We have gotten so far as to preliminarily test. We created the warm pool of instances, they did join the site, and then were put into a "stopped" state (i.e., no incursion of AWS costs). We decreased the instance launching wait period to 60s, manually increased the desired number of instances and the new instances successfully joined the site in less than 10min. While a significant improvement, we'd still like to get that down further. We did experience an issue when we decreased the instances to force the group to scale in (we wanted to see if another instance would be added to the pool after termination). We ran into an issue with Enterprise but haven't tracked down if the warm pool had something to do with it. Also, not sure if we can improve how quickly AGS recognizes the new machine. If anyone has suggestions, we'll be happy to try them out. I'll be sure to update this thread with any additional results/info we gather.

NCCGIA · ‎06-27-2022

I've run a few tests today and haven't had much success in getting the machines (that are put into service from the warm pool) to join the site. When it seems that the machines should be joining, the site goes down. Manually deleting the instances that were brought into service, and the warm pool itself, allows for the site to become accessible.

NCOneMap · ‎08-25-2022

We've deployed a solution that seems to show promise in testing. Our time to add a new machine to a site has gone from ~20min to ~4min. Our process:

Set the max number of instances for the auto-scaling group (i.e., 6)
Create an AWS warm pool and set the max count equal to the value entered in step #1
Use the AWS CLI to set the "instance reuse" policy for the warm pool so that instances are not potentially terminated. Setting this policy is not supported in the console. (If using Windows, must use AWS Cloudshell. Command does not work if using the CLI in the CMD window).
1. Example:
  1. aws autoscaling put-warm-pool --auto-scaling-group-name agsSuper-ServerStack-AutoScalingGroup-1K7QS9RIGCV3K --pool-state Stopped --instance-reuse-policy '{\"ReuseOnScaleIn\": true}'
Use AGS REST Admin to change the "remove from site" setting so that machines are not removed
Confirm that all instances have joined the site
Decrease the desired number of instances in the auto-scaling group to the number that we want to be used during normal traffic (i.e., 2)

The unused instances will be returned to the warm pool but will still appear in ArcGIS Manager.
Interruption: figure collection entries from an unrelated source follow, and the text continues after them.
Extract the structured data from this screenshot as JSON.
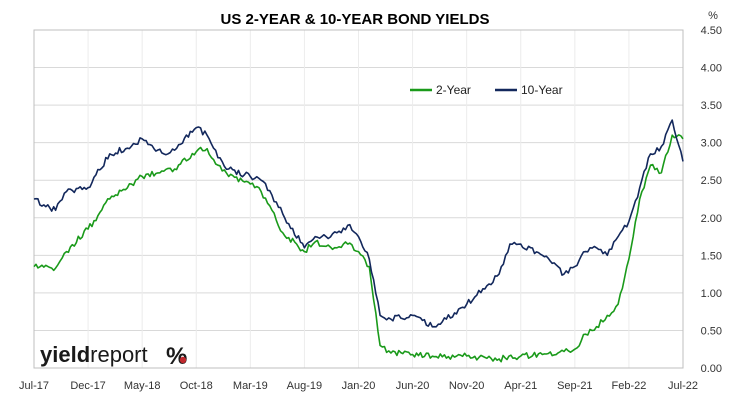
{
  "chart_data": {
    "type": "line",
    "title": "US 2-YEAR & 10-YEAR BOND YIELDS",
    "y_unit": "%",
    "ylim": [
      0,
      4.5
    ],
    "y_ticks": [
      "0.00",
      "0.50",
      "1.00",
      "1.50",
      "2.00",
      "2.50",
      "3.00",
      "3.50",
      "4.00",
      "4.50"
    ],
    "y_axis_position": "right",
    "x_tick_labels": [
      "Jul-17",
      "Dec-17",
      "May-18",
      "Oct-18",
      "Mar-19",
      "Aug-19",
      "Jan-20",
      "Jun-20",
      "Nov-20",
      "Apr-21",
      "Sep-21",
      "Feb-22",
      "Jul-22"
    ],
    "grid": "horizontal",
    "legend_placement": "top-center",
    "series": [
      {
        "name": "2-Year",
        "color": "#1a9a1a",
        "x": [
          "Jul-17",
          "Sep-17",
          "Oct-17",
          "Dec-17",
          "Feb-18",
          "Apr-18",
          "May-18",
          "Jul-18",
          "Aug-18",
          "Oct-18",
          "Nov-18",
          "Dec-18",
          "Jan-19",
          "Mar-19",
          "Apr-19",
          "May-19",
          "Jun-19",
          "Aug-19",
          "Sep-19",
          "Oct-19",
          "Nov-19",
          "Dec-19",
          "Jan-20",
          "Feb-20",
          "Mar-20",
          "Apr-20",
          "Jun-20",
          "Aug-20",
          "Nov-20",
          "Feb-21",
          "Apr-21",
          "Jun-21",
          "Aug-21",
          "Sep-21",
          "Oct-21",
          "Nov-21",
          "Dec-21",
          "Jan-22",
          "Feb-22",
          "Mar-22",
          "Apr-22",
          "May-22",
          "Jun-22",
          "Jul-22"
        ],
        "values": [
          1.35,
          1.33,
          1.55,
          1.85,
          2.25,
          2.45,
          2.55,
          2.62,
          2.65,
          2.88,
          2.92,
          2.7,
          2.55,
          2.45,
          2.35,
          2.1,
          1.8,
          1.55,
          1.68,
          1.62,
          1.6,
          1.65,
          1.55,
          1.35,
          0.3,
          0.2,
          0.18,
          0.15,
          0.16,
          0.12,
          0.16,
          0.18,
          0.22,
          0.25,
          0.45,
          0.55,
          0.7,
          0.85,
          1.45,
          2.25,
          2.7,
          2.6,
          3.1,
          3.05
        ]
      },
      {
        "name": "10-Year",
        "color": "#13285c",
        "x": [
          "Jul-17",
          "Sep-17",
          "Oct-17",
          "Dec-17",
          "Feb-18",
          "Apr-18",
          "May-18",
          "Jul-18",
          "Aug-18",
          "Oct-18",
          "Nov-18",
          "Dec-18",
          "Jan-19",
          "Mar-19",
          "Apr-19",
          "May-19",
          "Jun-19",
          "Aug-19",
          "Sep-19",
          "Oct-19",
          "Nov-19",
          "Dec-19",
          "Jan-20",
          "Feb-20",
          "Mar-20",
          "Apr-20",
          "Jun-20",
          "Aug-20",
          "Nov-20",
          "Feb-21",
          "Mar-21",
          "Apr-21",
          "Jun-21",
          "Aug-21",
          "Sep-21",
          "Oct-21",
          "Nov-21",
          "Dec-21",
          "Jan-22",
          "Feb-22",
          "Mar-22",
          "Apr-22",
          "May-22",
          "Jun-22",
          "Jul-22"
        ],
        "values": [
          2.25,
          2.1,
          2.35,
          2.4,
          2.85,
          2.95,
          3.05,
          2.85,
          2.9,
          3.2,
          3.1,
          2.8,
          2.65,
          2.55,
          2.5,
          2.3,
          2.05,
          1.6,
          1.75,
          1.75,
          1.8,
          1.9,
          1.75,
          1.45,
          0.7,
          0.65,
          0.7,
          0.55,
          0.85,
          1.25,
          1.65,
          1.65,
          1.5,
          1.25,
          1.35,
          1.55,
          1.6,
          1.5,
          1.75,
          1.95,
          2.4,
          2.85,
          2.95,
          3.3,
          2.75
        ]
      }
    ]
  },
  "branding": {
    "logo_word1": "yield",
    "logo_word2": "report",
    "logo_symbol": "%"
  }
}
When it needs to scale out again, the machines simply change state (e.g. stopped to start) and are part of the AGS site as soon as AGS gets a heartbeat. Doing this avoids the 20min spin up time to create the new instance and allow the Chef and any "user data" scripts to run. Because we've "pre-configured" everything they are ready to go and just need to change state. Doing this also avoids potential IP address issues in Enterprise when attempting to use auto-scaling and warm pools (more info). The only potential issue we've identified with our approach is that you could get into IP address conflicts if the combined number of instances you have active and have configured for the warm pool are less than the maximum number of instances you've set for the auto-scaling group. As scaling events occur, there could be IP address issues between what AWS assigns to new instances (i.e., not coming from the warm pool but actual new instances) and what Enterprise thinks is in use. It's a bit deep and convoluted to explain, but the takeaway is that by: 1) configuring ArcGIS to not release the IP addresses in the site and 2) we've configured the warm pool max count to be equal to the max count of the auto-scaling group, we mitigate that concern.

georisk · ‎09-27-2023

Hi,

We have a similar problem and interested on your approach. Can you provide details on how you did the step # 4?

Thanks!

NitinChauhan · ‎09-27-2022

Hi Everyone.

Can somebody share how you have automated the join site for the new EC2 being launched as a part of ASG. I believe you have created a custom AMI to the stage of join site. How is it being taken forward after that?